2. On 8/17/2016, at 10:42 a.m., there were open areas between electrical breakers within Electrical Panel F located in the main facility electrical room.
3. On 8/17/2016, at 11:42 a.m., there were open areas between electrical breakers within Electrical Panel BB located in the Lab Overflow Rm.
Surveyor was accompanied by the Environmental Services Manager, EMS Coordinator and Maintenance Staff who acknowledged the existence of these conditions.

Means of Egress - General

Tag No.: K0211

Based on the observations and interview during the survey, it was determined through on-going dialog with the Environmental Services Manager, EMS Coordinator and Maintenance Staff that the facility failed to install alcohol based hand rub (ABHR) dispensers away from sources of ignition of the building.

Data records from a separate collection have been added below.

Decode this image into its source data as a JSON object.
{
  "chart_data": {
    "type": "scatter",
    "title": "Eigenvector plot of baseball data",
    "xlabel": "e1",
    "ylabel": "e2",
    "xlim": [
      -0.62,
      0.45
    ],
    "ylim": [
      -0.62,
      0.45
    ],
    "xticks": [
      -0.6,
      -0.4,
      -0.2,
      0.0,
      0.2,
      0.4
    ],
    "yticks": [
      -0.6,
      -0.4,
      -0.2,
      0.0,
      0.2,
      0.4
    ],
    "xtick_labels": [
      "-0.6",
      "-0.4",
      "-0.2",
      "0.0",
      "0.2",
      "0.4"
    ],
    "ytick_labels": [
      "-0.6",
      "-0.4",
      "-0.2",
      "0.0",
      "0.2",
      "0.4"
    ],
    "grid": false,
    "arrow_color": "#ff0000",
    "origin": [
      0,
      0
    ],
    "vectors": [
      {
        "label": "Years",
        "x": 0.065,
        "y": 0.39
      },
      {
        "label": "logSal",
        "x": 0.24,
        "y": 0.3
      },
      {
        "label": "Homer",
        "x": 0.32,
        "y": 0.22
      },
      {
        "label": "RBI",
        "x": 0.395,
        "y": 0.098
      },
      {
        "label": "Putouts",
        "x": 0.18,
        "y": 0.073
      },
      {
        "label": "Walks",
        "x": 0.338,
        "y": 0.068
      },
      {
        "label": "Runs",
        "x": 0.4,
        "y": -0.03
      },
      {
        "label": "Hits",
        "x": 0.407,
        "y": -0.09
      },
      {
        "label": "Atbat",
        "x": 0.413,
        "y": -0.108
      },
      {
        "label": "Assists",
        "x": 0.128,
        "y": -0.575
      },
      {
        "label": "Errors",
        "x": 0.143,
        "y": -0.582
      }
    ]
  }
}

This resulted in the potential for injury to residents and staff (LSC 19.3.2.6, CFR 403.744, 418.100, 460.72, 482.41, 483.70, 486.623, 485.623). Findings include, but are not limited to:
1. On 8/17/2016, at 11:43 a.m., there was an Alcohol Based Hand Rub (ABHR) dispenser that was installed above an electrical switch within the ED Exam Room.
Surveyor was accompanied by the Environmental Services Manager, EMS Coordinator and Maintenance Staff who acknowledged the existence of these conditions.